I've been a bit absent, a combination of reasons. Started a new seasonal job, the weather has been cold (which makes me withdraw), and I've been in a bit of a funk.
I've found myself easily annoyed and craving crappy food - sure signs I need to take a break and recalibrate. I don't love routine, but I do love having a few things set in stone that I work around. The first thing I realize is that I had gotten myself used to a pattern of endorphin-inducing exercise classes. I haven't quite found the right pattern yet of how to reintroduce them, but I know I need to. I also haven't been walking my dogs as much, mostly due to the cold. It is such a toss up for me: do you want the endorphins you know come with walking your pups enough to brave the cold? Usually, my dislike of being cold wins out. Again - something I know I need to break.
2017 came with a lot of ups and downs that caused a lot of reflection and introspection. Growth, physical and emotional, can be painful. It is sometimes hard to let go of things you felt were hard truths. The past few weeks, I've found myself turning to some of my comforts that I didn't even realize were comforts. On a night I knew I needed quiet time with my dogs to get my head back straight, I found myself searching my DVDs for one in particular. This particular DVD I hadn't watched in at least 5 years, though it had been a constant on my super sweet giant box TV (with a combo VCR and DVD player) in college: Jerry Seinfeld Live On Broadway: I'm Telling You For the Last Time. My college friend Mary had introduced me to this delightful DVD our freshman year, and the amount of time it spent in that Box TV's DVD player is a little embarrassing.

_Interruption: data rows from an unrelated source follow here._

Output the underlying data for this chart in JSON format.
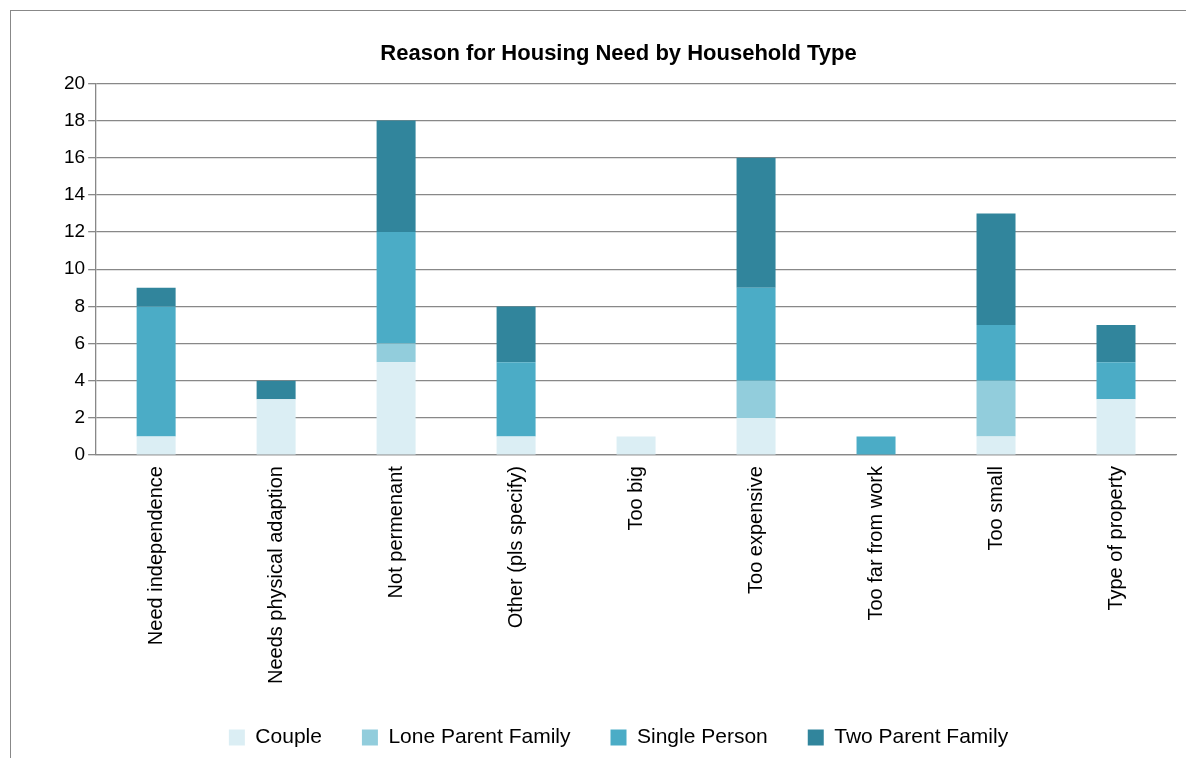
{
  "chart_data": {
    "type": "bar",
    "title": "Reason for Housing Need by Household Type",
    "stacked": true,
    "grid": "y",
    "legend": "bottom",
    "categories": [
      "Need independence",
      "Needs physical adaption",
      "Not permenant",
      "Other (pls specify)",
      "Too big",
      "Too expensive",
      "Too far from work",
      "Too small",
      "Type of property"
    ],
    "ylim": [
      0,
      20
    ],
    "yticks": [
      0,
      2,
      4,
      6,
      8,
      10,
      12,
      14,
      16,
      18,
      20
    ],
    "series": [
      {
        "name": "Couple",
        "color": "#dbeef4",
        "values": [
          1,
          3,
          5,
          1,
          1,
          2,
          0,
          1,
          3
        ]
      },
      {
        "name": "Lone Parent Family",
        "color": "#92cddc",
        "values": [
          0,
          0,
          1,
          0,
          0,
          2,
          0,
          3,
          0
        ]
      },
      {
        "name": "Single Person",
        "color": "#4bacc6",
        "values": [
          7,
          0,
          6,
          4,
          0,
          5,
          1,
          3,
          2
        ]
      },
      {
        "name": "Two Parent Family",
        "color": "#31859c",
        "values": [
          1,
          1,
          6,
          3,
          0,
          7,
          0,
          6,
          2
        ]
      }
    ]
  }
}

I searched my DVDs that night and couldn't find it - I was heartbroken. So I poured myself a glass of Cab and did what I do best: scoured the internet. I found the DVD easily enough on Amazon and immediately placed an order. Clearly, I didn't even need to ask my shopping gatekeeper Tam because this was a necessity and a replacement. I then stumbled into something wonderful: I'm Telling You For the Last Time is on Netflix. I immediately gathered my dogs and plopped on the couch. It holds up, I laughed just as hard as I did every time I watched in college! The only disappointment is that on Netflix they don't show the bonus question and answer session at the end, which happens to be my favorite. Not to worry, the DVD has safely arrived!

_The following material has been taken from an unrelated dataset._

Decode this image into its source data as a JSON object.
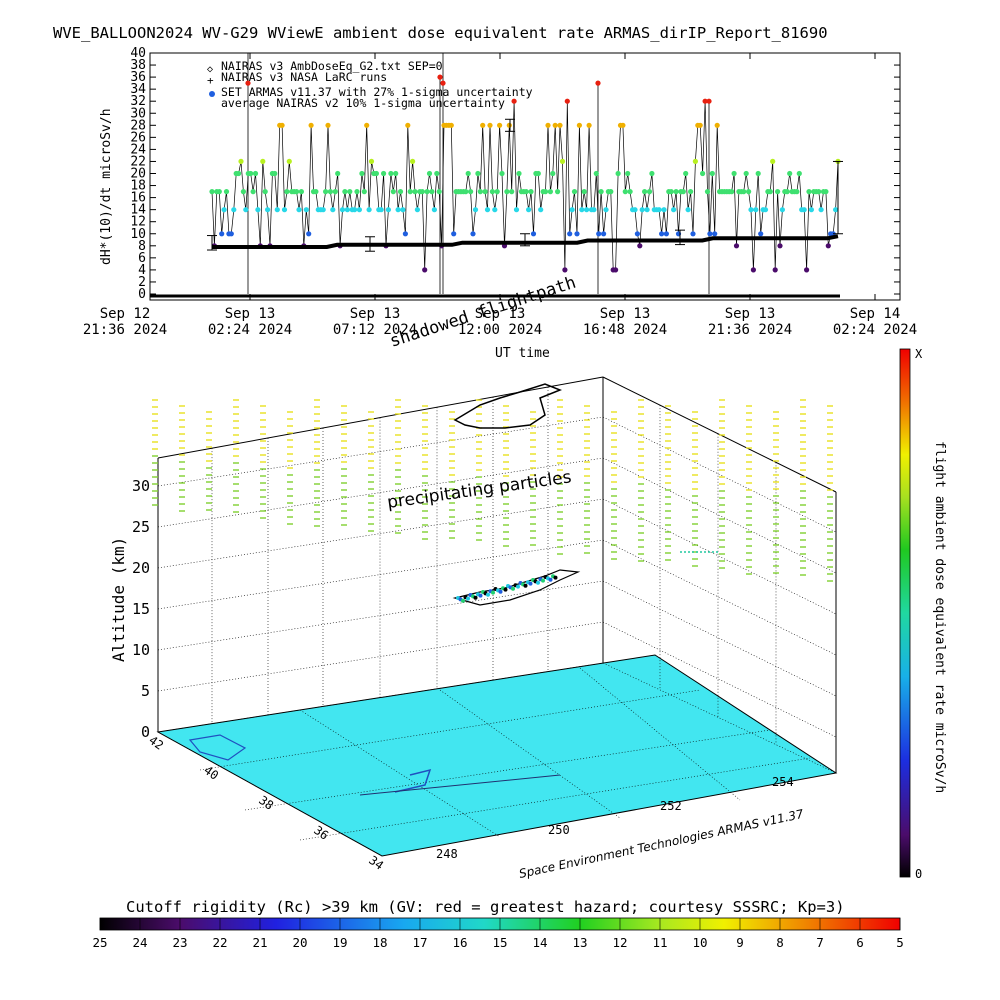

What is my point in sharing this? I am glad I took that night and reconnected with something so simple that makes me laugh so much. My mood was noticeably lighter the next day, solely because of this simple return to something that not only reminds me of a great time with great people in my life, but truly makes me laugh. I rewound and watched Seinfeld's skit on the Olympics at least 4 times, my abs hurting from giggles. I hope you have something like this that you turn to when you are down!